Le fonctionnement du port chinois de Shanghai se dégrade, mais dans des proportions moindres qu’en septembre 2021... Pour l'instant. A partir des données AIS (système d’identification automatique) qui positionnent chaque navire, la start-up française QuantCube calcule le nombre de bateaux de commerce en attente devant le port en les différenciant selon leur catégorie : vraquiers, tankers ou porte-conteneurs. L'entreprise mesure aussi le temps d’accès des bateaux au port pour les étapes de chargement et déchargement.
En un mois, le nombre de porte-conteneurs ancrés devant le port a doublé, avec aux alentours de 45 porte-conteneurs le 25 avril, contre une vingtaine au début de ce même mois. Au 1er avril, l'indice était de 83, puis de 183 au 25 avril, en passant par un pic de 204 le 20 avril. « Pour les vraquiers, la situation est meilleure, tandis qu’on ne constate plus d’engorgement pour les tankers depuis fin mars. Selon nous, ils se sont grandement détournés vers le port proche de Ningbo », explique Joao Macalos, data scientist chez Quantcube. La situation se tend, mais ne reflète pas encore le niveau d’engorgement connu entre septembre et octobre 2021, quand on comptait 3,5 fois plus de porte-conteneurs en attente que lors des périodes de trafic normal.

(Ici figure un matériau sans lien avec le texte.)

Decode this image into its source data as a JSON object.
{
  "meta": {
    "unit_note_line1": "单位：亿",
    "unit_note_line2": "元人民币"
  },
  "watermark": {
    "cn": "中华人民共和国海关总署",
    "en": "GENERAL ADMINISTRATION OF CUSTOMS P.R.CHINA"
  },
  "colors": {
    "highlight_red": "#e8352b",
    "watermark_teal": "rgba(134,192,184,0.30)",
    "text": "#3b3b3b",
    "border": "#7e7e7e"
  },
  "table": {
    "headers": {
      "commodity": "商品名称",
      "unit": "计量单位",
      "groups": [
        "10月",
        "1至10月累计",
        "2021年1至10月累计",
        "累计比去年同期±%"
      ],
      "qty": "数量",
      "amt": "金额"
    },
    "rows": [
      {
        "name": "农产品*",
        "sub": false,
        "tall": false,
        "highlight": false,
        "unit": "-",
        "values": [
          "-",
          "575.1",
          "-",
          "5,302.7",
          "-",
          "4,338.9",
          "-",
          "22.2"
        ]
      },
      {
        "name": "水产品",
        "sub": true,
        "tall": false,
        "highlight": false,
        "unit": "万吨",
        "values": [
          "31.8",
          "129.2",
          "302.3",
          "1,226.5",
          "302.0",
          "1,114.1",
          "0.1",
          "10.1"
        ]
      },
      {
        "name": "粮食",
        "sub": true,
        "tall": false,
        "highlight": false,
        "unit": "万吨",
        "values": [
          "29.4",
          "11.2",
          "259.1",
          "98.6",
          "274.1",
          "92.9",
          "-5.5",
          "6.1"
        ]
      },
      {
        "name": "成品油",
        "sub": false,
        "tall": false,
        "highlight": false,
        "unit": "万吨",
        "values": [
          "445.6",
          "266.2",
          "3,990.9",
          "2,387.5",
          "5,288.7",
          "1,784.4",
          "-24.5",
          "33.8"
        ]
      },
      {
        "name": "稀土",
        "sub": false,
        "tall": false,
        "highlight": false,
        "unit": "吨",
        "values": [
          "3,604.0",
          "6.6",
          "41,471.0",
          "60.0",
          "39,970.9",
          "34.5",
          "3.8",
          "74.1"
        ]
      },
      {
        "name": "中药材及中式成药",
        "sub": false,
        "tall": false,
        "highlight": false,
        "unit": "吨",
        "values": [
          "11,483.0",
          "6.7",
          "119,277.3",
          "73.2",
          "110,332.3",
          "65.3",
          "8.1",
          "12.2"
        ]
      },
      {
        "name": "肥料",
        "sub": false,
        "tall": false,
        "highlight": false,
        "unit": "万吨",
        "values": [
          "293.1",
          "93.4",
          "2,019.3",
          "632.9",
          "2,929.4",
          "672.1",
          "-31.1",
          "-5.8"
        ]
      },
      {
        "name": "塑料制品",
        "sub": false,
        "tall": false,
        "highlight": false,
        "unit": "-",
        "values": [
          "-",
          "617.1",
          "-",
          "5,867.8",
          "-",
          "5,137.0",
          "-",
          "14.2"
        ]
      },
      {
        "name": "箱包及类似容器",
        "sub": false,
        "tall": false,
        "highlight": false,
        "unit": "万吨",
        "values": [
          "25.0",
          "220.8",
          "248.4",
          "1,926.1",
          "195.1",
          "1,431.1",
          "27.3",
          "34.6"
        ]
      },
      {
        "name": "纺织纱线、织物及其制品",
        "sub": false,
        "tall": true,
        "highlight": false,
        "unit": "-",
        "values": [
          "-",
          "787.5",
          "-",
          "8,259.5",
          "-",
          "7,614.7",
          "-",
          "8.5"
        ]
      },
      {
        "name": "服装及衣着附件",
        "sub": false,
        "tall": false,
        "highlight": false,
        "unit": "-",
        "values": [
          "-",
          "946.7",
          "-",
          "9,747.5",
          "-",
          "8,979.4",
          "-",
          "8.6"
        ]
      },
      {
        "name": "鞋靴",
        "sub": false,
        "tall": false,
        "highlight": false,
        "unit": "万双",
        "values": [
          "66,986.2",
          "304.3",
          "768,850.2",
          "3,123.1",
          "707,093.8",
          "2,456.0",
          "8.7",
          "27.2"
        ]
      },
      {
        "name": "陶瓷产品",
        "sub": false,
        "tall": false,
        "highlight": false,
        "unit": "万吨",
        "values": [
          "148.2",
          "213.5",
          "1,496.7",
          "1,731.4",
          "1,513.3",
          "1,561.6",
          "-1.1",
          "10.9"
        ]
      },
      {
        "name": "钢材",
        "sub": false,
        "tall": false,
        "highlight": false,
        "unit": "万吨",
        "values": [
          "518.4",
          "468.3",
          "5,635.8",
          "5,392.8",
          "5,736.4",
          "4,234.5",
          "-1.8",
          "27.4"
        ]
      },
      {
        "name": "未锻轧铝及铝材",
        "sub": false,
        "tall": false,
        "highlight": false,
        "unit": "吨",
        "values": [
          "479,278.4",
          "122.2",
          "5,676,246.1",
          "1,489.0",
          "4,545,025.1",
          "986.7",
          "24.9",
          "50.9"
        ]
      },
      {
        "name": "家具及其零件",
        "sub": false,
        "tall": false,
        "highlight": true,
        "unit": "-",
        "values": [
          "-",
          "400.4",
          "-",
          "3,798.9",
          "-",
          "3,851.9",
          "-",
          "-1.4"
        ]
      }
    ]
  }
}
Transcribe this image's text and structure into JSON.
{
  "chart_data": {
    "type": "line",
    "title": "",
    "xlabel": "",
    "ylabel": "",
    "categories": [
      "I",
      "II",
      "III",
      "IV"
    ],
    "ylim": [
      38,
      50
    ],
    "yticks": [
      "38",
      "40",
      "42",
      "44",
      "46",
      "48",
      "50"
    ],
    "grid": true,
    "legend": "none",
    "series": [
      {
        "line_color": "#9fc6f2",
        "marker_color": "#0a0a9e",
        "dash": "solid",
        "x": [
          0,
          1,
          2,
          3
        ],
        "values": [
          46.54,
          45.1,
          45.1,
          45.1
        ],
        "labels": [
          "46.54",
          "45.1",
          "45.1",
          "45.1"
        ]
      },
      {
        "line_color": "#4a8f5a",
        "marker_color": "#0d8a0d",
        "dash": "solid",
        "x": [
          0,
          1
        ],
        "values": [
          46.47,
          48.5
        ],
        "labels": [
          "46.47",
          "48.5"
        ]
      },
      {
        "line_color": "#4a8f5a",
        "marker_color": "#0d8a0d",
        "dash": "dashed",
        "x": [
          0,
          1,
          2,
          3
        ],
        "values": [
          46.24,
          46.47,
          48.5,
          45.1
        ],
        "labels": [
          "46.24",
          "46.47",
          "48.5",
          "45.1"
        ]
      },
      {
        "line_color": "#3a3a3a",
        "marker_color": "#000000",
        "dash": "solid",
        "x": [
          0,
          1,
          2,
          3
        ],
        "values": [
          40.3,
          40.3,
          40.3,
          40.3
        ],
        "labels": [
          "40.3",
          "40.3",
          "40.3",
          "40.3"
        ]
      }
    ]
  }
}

Indicateur de congestion en nombre de bateaux ancrés. En base 100 au 1er janvier 2021. Dry bulk carriers = vraquiers, container carriers = porte-conteneurs
L’autre élément intéressant de l’analyse de QuantCube est relatif au temps d’attente. Il est passé de 1,5 jour à 2,7 jours pour les porte-conteneurs. « Cela montre un certain niveau d’efficience du port, puisque c’est une hausse plus faible que celle des bateaux ancrés devant le port. Au moment du confinement, un grand nombre de salariés ont été isolés sur place et continuent donc de travailler » décrypte Joao Macalos.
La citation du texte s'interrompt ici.